Arshdeep singh

Dr Arshdeep Singh


UKAN+ Early Career Acoustic Champion, Research Fellow A in AI4S Project + Sustainability Fellow at the Institute for Sustainability
PhD

About

Areas of specialism

Audio signal processing, Audio classification; Compression of CNNs; Signal processing; Machine learning; Sustainable AI: AI Model compression

University roles and responsibilities

  • Fire warden

    Supervision

    Postgraduate research supervision

    Teaching

    Publications

    Highlights

    For full list of publications, please visit the link https://sites.google.com/view/arshdeep-singh/home/publications?authuser=0

    JA Kingh, A Singh, Mark D Plumbley (2023) "Compressing audio CNNs with graph centrality based filter pruning" in IEEE Workshop on Applications of Signal Processing to Audio and Acoustics (WASPAA), New Paltz, NY, 2023.

    Convolutional neural networks (CNNs) are commonplace in high-performing solutions to many real-world problems, such as audio classification. CNNs have many parameters and filters, with some having a larger impact on the performance than others. This means that networks may contain many unnecessary filters, increasing a CNN's computation and memory requirements while providing limited performance benefits. To make CNNs more efficient, we propose a pruning framework that eliminates filters with the highest "commonality". We measure this commonality using the graph-theoretic concept of "centrality". We hypothesise that a filter with a high centrality should be eliminated as it represents commonality and can be replaced by other filters without affecting the performance of a network much. An experimental evaluation of the proposed framework is performed on acoustic scene classification and audio tagging. On the DCASE 2021 Task 1A baseline network, our proposed method reduces computations per inference by 71\% with 50\% fewer parameters at less than a two percentage point drop in accuracy compared to the original network. For large-scale CNNs such as PANNs designed for audio tagging, our method reduces 24\% computations per inference with 41\% fewer parameters at a slight improvement in performance.
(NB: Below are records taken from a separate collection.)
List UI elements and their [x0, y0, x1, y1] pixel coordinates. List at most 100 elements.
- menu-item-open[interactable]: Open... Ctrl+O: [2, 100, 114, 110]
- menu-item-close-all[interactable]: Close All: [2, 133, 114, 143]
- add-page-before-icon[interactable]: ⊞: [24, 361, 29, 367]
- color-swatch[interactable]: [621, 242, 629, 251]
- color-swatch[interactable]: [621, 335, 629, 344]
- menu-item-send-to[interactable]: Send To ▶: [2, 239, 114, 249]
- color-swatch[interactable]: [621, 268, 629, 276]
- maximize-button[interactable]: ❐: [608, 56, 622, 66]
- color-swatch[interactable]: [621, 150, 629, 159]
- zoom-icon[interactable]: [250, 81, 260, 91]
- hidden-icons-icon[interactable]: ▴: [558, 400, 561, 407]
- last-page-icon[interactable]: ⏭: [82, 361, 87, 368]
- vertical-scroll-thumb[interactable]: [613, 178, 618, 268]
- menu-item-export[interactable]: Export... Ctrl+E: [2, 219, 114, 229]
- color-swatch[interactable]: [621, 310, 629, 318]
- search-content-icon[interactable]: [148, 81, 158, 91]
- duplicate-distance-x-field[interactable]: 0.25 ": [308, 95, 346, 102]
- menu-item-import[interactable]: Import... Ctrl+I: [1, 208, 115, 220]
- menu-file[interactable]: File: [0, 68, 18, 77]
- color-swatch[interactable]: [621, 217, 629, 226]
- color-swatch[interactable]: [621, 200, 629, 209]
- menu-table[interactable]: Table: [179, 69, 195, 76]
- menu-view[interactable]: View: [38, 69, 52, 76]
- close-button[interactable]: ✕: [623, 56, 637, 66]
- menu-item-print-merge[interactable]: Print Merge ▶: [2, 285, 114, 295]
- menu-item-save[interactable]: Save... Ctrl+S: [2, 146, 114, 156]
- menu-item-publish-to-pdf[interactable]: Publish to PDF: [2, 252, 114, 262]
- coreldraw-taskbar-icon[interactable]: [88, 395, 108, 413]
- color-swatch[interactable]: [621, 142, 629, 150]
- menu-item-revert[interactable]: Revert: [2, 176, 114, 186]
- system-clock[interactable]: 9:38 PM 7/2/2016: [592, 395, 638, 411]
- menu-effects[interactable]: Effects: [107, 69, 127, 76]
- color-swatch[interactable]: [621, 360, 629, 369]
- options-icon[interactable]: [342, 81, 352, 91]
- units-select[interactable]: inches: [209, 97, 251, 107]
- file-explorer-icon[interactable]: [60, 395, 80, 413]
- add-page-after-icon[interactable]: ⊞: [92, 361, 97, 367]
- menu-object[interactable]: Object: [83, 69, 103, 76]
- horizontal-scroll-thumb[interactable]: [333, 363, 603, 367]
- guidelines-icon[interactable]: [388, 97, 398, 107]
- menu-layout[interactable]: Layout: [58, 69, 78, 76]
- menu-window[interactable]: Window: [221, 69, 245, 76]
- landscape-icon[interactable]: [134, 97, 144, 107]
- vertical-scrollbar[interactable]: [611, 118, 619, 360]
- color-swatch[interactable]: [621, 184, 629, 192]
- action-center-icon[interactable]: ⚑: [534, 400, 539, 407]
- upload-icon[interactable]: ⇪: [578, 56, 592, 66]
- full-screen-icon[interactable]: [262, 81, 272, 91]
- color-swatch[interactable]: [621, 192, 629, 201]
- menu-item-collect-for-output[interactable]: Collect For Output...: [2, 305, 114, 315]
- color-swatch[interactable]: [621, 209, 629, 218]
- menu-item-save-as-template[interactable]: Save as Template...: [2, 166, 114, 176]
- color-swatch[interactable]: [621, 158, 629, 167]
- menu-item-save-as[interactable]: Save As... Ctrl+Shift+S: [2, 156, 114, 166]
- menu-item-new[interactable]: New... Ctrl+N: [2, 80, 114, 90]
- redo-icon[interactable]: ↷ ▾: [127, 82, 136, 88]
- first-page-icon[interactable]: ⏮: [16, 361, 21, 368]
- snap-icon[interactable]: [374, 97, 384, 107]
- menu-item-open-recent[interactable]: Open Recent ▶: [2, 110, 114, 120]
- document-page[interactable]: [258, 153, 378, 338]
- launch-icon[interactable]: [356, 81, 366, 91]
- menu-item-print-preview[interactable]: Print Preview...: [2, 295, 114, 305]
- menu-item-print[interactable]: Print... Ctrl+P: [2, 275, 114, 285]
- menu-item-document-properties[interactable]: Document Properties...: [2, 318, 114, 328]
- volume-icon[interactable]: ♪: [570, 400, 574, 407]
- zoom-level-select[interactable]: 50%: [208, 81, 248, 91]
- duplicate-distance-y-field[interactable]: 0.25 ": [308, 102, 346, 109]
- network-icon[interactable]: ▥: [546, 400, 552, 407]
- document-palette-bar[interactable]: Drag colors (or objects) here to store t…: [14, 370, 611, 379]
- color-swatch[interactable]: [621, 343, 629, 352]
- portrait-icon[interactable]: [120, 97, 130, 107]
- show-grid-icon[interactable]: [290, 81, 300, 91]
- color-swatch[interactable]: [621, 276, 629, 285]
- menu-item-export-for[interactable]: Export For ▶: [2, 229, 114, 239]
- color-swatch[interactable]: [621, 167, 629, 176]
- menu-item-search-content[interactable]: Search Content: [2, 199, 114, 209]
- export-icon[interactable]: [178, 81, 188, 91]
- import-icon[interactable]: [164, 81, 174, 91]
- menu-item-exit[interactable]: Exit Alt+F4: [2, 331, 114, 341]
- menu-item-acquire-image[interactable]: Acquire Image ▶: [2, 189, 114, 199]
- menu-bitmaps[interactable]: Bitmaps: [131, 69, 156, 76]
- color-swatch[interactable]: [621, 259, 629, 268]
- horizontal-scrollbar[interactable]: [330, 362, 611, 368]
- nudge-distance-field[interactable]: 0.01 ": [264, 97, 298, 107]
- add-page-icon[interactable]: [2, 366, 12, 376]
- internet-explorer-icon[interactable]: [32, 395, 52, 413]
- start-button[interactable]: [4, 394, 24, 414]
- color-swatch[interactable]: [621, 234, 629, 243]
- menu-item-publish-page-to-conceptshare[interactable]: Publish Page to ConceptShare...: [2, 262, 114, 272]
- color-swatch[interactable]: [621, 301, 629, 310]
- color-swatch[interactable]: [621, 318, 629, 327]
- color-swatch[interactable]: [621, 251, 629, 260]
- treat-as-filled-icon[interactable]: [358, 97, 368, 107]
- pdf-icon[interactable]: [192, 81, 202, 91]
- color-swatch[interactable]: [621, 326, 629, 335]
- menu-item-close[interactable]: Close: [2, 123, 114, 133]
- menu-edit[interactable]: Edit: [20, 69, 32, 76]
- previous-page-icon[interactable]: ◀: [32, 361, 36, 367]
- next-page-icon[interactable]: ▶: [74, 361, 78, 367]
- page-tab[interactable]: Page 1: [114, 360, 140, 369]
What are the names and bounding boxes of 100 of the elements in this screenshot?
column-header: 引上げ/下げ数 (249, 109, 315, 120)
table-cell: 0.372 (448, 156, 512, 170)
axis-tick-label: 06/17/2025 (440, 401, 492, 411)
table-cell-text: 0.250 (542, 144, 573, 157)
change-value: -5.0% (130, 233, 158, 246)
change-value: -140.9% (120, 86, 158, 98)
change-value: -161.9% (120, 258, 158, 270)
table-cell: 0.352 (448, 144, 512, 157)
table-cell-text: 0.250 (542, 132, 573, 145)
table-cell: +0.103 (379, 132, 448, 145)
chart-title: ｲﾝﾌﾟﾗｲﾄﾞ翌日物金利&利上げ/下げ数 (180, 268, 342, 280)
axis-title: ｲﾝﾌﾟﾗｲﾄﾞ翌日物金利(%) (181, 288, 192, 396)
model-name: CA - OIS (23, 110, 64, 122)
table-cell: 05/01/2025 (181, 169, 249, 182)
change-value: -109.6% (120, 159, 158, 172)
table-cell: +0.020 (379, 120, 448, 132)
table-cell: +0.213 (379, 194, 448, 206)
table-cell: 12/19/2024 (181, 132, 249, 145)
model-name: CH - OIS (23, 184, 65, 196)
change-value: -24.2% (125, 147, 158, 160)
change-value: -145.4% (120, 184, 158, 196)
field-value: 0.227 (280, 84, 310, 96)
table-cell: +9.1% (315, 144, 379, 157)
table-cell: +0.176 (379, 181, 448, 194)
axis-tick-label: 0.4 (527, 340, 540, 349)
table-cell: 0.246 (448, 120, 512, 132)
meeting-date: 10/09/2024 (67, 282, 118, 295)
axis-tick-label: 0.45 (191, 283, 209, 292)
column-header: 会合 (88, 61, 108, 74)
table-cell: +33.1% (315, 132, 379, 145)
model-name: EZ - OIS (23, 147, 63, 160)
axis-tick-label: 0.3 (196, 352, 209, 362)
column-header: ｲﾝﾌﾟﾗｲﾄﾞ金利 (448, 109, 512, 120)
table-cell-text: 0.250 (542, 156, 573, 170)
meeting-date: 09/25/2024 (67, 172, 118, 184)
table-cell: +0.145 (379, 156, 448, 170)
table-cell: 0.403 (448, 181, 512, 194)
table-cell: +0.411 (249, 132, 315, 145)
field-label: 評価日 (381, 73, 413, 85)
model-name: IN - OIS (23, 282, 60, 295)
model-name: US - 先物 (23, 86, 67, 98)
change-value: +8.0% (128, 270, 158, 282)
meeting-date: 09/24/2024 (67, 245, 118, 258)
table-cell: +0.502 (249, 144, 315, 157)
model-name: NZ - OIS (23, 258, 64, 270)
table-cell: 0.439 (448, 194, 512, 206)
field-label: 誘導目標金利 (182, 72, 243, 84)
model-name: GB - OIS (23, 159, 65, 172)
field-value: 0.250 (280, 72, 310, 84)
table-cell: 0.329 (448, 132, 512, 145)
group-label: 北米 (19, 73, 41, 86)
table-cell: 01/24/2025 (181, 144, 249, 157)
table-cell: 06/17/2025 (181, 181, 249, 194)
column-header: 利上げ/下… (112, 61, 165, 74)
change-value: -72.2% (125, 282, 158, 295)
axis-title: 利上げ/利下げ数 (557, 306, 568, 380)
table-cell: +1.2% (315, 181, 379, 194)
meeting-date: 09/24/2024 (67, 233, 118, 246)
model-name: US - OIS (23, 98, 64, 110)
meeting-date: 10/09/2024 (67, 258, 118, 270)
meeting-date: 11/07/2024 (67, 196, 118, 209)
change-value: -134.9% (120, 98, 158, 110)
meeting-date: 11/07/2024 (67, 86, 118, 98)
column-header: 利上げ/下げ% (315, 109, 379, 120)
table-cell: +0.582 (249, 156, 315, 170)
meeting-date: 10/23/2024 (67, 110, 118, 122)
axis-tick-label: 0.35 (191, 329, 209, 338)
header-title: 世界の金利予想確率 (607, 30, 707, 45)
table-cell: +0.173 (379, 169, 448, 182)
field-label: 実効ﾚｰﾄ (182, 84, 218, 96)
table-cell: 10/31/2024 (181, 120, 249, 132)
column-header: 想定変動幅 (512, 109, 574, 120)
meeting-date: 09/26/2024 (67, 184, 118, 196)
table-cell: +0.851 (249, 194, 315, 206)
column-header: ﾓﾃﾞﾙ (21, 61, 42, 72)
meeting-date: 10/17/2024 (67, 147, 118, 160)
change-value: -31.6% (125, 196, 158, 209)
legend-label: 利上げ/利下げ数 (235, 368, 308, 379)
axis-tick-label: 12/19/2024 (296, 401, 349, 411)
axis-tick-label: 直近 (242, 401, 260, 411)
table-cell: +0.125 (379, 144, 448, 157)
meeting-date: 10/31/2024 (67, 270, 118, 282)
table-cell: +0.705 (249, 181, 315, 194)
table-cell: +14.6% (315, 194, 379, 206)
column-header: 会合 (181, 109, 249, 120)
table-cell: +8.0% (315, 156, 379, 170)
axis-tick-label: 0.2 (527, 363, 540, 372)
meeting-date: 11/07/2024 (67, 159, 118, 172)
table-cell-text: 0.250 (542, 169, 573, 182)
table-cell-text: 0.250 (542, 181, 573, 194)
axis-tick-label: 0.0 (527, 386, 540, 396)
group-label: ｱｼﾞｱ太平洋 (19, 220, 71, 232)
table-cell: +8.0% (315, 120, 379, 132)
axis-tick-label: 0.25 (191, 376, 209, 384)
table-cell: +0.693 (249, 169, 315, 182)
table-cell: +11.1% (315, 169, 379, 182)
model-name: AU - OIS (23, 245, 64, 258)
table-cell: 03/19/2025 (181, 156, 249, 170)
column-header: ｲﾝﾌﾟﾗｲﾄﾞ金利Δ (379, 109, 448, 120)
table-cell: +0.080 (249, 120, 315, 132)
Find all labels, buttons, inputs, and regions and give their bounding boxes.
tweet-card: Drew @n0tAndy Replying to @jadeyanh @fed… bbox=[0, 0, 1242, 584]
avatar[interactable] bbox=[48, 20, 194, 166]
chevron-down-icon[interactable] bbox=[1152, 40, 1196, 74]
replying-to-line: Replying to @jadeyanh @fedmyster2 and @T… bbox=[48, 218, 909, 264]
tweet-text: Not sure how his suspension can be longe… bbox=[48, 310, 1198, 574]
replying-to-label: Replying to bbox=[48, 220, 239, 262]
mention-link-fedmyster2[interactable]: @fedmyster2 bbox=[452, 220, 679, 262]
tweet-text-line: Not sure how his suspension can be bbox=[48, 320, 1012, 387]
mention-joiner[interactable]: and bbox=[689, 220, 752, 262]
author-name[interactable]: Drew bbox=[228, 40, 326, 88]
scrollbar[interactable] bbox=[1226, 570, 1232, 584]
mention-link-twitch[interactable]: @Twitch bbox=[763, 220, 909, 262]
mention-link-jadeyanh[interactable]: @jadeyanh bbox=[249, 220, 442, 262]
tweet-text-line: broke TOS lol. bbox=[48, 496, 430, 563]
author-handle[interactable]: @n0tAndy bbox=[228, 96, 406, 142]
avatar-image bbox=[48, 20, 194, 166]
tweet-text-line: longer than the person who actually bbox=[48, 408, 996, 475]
    A Singh, T Deacon, M D. Plumbley (2024) "Environmental sound classification using raw-audio based ensemble framework", 53rd International Congress and Exposition on Noise Control Engineering (Internoise) 2024 (Nantes, France, 25/08/2024 - 29/08/2024)

    Environmental sound classification (ESC) aims to automatically recognize audio recordings from the underlying environment, such as " urban park " or " city centre ". Most of the existing methods for ESC use hand-crafted time-frequency features such as log-mel spectrogram to represent audio recordings. However, the hand-crafted features rely on transformations that are defined beforehand and do not consider the variability in the environment due to differences in recording conditions or recording devices. To overcome this, we present an alternative representation framework by leveraging a pre-trained convolutional neural network, SoundNet, trained on a large-scale audio dataset to represent raw audio recordings. We observe that the representations obtained from the intermediate layers of SoundNet lie in low-dimensional subspace. However, the dimensionality of the low-dimensional subspace is not known. To address this, an automatic compact dictionary learning framework is utilized that gives the dimensionality of the underlying subspace. The low-dimensional embeddings are then aggregated in a late-fusion manner in the ensemble framework to incorporate hierarchical information learned at various intermediate layers of SoundNet. We perform experimental evaluation on publicly available DCASE 2017 and 2018 ASC datasets. The proposed ensemble framework improves performance between 1 and 4 percentage points compared to that of existing time-frequency representations

    Aryan Choudhary, Arshdeep Singh, Vinayak Abrol and Mark D Plumbley (2024) "Efficient CNNs with Quaternion Transformations and Pruning for Audio Tagging", Proceedings of Interspeech 2024 International Speech Communication Association (ISCA) Interspeech 2024 (Kos Island, Greece, 01/09/2024 - 05/09/2024)

    This paper presents a novel approach to make convolutional neural networks (CNNs) efficient by reducing their computational cost and memory footprint. Even though large-scale CNNs show state-of-the-art performance in many tasks, high computational costs and the requirement of a large memory footprint make them resource-hungry. Therefore, deploying large-scale CNNs on resource-constrained devices poses significant challenges. To address this challenge, we propose to use quaternion CNNs, where quaternion algebra enables the memory footprint to be reduced. Furthermore, we investigate methods to reduce the memory footprint and computational cost further through pruning the quaternion CNNs. Experimental evaluation of the audio tagging task involving the classification of 527 audio events from AudioSet shows that the quaternion algebra and pruning reduce memory footprint by 90% and computational cost by 70% compared to the original CNN model while maintaining similar performance.